In a conventional operating system, to open and write to a file on a local hard disk, the C library would make a kernel call on your behalf, the kernel would call into the filesystem driver, and the filesystem driver would then open the file and write the data to disk. However, to open and write to a file on a remote filesystem, the C library still makes a kernel call, but this time, the kernel decides that the instructions about opening the file and writing the data need to be sent to a different node. So a message is formatted, and sent out over the LAN to another kernel, which then handles the request. However, this has resulted in a double standard — actions performed in the local case are performed one way, and actions performed in a remote case are handled in another, completely different, manner.

Contrast that to what happens under the QNX operating system. Under QNX, a program decides to open and write to a file. In the local case, the C library generates an open message and a write message, and sends them to the filesystem process. The kernel transfers the message from the client (the C program) to the server (the filesystem), and the filesystem performs the work. In the remote case, the exact same thing happens, except that the kernel detects that the target of the message (the server) is on a different node, and transmits the message there instead.
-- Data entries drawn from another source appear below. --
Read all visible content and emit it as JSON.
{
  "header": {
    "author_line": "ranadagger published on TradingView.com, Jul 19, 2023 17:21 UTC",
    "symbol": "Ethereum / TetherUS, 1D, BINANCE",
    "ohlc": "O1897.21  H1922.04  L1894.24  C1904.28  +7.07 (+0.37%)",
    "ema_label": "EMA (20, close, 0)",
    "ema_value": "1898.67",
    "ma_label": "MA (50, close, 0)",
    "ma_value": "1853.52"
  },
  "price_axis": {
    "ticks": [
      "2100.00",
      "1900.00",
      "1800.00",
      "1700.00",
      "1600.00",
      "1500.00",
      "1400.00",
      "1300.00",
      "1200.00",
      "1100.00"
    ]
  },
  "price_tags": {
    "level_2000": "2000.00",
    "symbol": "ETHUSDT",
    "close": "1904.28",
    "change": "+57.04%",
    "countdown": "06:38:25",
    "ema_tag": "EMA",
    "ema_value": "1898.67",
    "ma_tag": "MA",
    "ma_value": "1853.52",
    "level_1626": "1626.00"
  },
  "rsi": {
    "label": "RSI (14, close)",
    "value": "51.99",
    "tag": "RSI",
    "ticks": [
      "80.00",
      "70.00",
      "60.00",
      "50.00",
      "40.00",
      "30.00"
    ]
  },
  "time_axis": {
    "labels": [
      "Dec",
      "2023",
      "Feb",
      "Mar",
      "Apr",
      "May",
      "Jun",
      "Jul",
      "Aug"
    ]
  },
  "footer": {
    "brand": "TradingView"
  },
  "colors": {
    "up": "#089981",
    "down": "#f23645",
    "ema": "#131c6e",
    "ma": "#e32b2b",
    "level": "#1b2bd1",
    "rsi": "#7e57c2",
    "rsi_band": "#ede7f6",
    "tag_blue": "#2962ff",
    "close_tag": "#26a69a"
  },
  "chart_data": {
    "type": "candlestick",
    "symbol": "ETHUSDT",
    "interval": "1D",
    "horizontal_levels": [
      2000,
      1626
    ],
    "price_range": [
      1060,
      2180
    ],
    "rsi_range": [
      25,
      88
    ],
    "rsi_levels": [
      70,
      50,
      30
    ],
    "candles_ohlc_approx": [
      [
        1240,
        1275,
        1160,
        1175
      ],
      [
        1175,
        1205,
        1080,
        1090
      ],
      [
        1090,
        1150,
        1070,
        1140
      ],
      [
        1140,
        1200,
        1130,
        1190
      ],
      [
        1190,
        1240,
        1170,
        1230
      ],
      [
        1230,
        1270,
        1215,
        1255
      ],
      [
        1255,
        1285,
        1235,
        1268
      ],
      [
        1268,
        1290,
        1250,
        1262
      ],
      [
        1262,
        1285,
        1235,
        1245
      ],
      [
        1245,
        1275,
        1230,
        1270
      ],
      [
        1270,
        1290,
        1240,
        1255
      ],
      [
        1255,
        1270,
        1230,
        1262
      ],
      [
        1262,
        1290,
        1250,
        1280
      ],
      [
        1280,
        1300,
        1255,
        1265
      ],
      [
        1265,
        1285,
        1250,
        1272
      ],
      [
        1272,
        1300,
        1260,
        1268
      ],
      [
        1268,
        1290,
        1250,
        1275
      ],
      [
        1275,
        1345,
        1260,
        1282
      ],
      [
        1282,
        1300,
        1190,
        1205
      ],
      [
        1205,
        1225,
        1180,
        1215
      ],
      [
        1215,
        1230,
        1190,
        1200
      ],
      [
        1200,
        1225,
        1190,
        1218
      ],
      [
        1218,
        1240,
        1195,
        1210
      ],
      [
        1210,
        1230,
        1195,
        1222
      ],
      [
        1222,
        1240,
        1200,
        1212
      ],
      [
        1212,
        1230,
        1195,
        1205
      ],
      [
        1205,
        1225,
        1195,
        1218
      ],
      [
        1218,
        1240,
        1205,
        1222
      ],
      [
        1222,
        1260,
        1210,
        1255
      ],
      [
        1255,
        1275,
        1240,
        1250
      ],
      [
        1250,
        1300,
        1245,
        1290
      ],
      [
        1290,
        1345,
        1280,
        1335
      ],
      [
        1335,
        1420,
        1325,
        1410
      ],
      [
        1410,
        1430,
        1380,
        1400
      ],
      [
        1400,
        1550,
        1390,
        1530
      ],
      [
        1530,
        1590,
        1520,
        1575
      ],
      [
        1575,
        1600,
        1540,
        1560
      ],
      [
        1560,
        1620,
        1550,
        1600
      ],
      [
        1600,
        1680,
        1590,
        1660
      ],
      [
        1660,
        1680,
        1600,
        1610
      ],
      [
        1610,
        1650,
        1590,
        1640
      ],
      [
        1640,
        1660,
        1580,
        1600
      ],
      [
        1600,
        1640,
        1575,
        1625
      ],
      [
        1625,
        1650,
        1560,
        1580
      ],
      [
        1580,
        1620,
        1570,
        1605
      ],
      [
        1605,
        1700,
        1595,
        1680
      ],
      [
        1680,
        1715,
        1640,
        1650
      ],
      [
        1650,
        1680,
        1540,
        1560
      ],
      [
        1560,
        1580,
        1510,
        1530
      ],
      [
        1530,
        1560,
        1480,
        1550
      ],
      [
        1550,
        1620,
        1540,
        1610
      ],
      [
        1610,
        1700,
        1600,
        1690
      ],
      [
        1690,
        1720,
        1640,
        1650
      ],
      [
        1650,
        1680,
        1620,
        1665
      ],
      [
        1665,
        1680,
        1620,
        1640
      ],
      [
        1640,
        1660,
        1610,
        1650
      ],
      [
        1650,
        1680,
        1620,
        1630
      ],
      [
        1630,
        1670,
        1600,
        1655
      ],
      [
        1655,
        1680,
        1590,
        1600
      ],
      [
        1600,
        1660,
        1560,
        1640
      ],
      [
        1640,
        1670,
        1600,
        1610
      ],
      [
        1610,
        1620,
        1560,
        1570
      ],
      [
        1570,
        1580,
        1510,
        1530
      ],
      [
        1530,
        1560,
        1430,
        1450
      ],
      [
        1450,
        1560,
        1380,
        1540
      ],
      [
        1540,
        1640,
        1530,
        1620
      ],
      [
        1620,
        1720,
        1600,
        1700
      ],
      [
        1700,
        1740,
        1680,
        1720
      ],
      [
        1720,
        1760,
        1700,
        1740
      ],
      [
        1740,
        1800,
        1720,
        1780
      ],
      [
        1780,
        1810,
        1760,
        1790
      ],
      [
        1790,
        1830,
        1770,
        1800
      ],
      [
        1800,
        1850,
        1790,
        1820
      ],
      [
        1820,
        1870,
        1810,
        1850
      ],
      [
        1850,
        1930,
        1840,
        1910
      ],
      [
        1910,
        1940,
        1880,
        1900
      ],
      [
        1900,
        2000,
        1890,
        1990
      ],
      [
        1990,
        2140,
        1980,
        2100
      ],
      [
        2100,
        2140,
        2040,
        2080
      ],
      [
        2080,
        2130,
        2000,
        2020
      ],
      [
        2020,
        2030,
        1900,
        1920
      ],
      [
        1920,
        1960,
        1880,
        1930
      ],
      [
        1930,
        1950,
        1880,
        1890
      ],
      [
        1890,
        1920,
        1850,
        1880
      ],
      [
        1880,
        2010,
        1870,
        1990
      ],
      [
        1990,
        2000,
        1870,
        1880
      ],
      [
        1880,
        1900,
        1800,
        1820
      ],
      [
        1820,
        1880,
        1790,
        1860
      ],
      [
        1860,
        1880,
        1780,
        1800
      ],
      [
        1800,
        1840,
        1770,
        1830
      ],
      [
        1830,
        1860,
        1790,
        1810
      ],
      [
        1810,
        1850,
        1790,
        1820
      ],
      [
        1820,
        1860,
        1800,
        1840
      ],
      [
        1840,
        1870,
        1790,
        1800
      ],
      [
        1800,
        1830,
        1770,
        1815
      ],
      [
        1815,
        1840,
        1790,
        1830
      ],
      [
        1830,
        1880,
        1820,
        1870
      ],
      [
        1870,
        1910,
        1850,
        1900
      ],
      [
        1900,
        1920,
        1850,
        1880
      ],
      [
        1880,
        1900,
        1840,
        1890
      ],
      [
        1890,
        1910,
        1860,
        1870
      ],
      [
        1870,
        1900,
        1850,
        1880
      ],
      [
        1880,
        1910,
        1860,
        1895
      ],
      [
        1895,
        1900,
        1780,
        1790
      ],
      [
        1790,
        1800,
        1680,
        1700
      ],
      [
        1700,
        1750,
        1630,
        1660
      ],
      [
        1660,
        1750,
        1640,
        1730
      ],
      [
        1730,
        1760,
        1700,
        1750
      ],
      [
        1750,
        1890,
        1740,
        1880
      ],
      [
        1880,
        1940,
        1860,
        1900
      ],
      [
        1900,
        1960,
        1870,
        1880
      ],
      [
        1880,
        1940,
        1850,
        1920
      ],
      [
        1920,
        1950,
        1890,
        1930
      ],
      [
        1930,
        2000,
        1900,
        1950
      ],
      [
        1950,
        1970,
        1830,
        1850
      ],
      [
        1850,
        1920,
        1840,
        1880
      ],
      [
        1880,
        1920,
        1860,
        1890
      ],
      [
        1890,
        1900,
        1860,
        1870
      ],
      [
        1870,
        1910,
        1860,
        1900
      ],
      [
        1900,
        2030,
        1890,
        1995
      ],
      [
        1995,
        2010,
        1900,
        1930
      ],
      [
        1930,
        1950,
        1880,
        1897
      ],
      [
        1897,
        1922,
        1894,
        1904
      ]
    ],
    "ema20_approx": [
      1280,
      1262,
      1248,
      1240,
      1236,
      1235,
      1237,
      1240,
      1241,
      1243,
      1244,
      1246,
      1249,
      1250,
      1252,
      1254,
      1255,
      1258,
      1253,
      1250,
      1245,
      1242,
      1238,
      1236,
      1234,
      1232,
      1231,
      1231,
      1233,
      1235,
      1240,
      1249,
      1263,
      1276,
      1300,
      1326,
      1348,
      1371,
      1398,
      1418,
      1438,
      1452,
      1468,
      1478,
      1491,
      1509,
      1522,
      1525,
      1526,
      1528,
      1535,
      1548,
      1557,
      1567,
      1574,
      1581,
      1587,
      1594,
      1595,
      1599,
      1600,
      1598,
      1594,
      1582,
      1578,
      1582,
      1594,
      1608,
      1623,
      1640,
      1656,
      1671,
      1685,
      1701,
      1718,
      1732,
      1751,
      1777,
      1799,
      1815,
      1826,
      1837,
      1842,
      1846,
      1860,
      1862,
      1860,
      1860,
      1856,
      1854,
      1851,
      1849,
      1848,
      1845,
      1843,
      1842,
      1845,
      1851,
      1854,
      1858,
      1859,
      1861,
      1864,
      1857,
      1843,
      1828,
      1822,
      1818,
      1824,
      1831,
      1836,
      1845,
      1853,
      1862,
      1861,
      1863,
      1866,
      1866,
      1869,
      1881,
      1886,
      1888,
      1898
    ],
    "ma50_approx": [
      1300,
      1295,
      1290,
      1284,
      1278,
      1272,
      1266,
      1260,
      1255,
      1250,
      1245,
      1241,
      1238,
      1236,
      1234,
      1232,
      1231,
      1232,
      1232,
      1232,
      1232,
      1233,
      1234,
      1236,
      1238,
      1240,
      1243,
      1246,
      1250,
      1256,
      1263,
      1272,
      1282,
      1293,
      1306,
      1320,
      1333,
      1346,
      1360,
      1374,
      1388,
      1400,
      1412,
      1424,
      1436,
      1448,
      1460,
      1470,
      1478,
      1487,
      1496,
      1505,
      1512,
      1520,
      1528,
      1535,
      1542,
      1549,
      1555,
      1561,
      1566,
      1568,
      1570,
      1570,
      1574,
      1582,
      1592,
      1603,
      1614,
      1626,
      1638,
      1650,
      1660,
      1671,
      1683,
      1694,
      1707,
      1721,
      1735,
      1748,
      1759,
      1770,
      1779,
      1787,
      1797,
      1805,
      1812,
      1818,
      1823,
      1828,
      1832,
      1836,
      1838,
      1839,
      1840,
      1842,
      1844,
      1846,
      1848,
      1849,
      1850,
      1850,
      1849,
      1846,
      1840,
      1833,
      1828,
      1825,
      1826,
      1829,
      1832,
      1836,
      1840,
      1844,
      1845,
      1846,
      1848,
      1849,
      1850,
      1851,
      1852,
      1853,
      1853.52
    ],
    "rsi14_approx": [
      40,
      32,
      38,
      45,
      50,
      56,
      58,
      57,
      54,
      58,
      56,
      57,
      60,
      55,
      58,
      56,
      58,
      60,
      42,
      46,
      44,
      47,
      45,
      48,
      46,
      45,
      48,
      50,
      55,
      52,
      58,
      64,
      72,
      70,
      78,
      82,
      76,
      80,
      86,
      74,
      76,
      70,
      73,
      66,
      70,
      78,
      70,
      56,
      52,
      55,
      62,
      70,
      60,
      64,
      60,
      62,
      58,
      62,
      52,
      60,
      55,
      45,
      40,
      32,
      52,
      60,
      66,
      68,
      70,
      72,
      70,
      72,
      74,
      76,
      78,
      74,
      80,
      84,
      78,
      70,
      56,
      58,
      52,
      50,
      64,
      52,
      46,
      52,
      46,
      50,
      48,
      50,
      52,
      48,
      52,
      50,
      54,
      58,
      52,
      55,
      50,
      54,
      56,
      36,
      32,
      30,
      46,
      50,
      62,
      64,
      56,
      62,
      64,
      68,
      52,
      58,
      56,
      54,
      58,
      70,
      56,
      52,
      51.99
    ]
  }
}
The nice thing about this approach is that the exact same server interface is usable by clients on the same node or on different nodes — no further (or "extra") work needs to be done to handle one case or the other.
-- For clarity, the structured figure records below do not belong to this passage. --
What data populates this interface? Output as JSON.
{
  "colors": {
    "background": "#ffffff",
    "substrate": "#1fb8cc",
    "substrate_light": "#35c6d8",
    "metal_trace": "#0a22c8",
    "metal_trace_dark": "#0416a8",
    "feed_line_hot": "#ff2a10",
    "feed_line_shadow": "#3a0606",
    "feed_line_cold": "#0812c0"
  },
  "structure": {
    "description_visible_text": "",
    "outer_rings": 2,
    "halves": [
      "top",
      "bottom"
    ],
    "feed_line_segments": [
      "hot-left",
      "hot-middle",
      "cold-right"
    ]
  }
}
This can be a very powerful feature when a design has to be expanded to span multiple nodes. This might be required if the hardware that the nodes are controlling is in physically separate areas of a large building. Or, if the number of processes that need to be run on a particular node exceeds the CPU "horsepower", the processes can be distributed over multiple CPUs.

QNX/Neutrino's Openness

Another interesting aspect of QNX/Neutrino is the amount of work that has gone into making it "open". If you look at the history of QSSL's operating systems, each release became more and more open; meaning that the programmer could extend the system in a consistent and transparent manner.

While a significant part of the effort of making something "open" can be in the documentation, this isn't where the most R&D effort was spent for QNX/Neutrino.

Documenting a poor design results in an open system, but one which is not very usable. QNX/Neutrino's design was based on the concept of keeping things simple, and allowing true open-ness — the ability for third parties to customize the operating system by adding, removing, and tailoring pieces as they see fit.

Every function call used to the supplied drivers is documented and available for developers to extend the system.

Since QNX/Neutrino is scalable for the very small end of the spectrum, the message passing design allows components (such as serial port drivers, disk drivers and filesystems, etc) to be dynamically installed at runtime. This allows a larger development and debugging system to be created, with certain parts "trimmed off" for field deployment.

And finally, while QNX/Neutrino is currently only available for the x86 series of processors, its design makes it portable to other processors (for example, the kernel is coded almost entirely in C). This was a deliberate business decision made by QSSL to minimize the amount of work required, should an opportunity present itself for porting to another processor platform.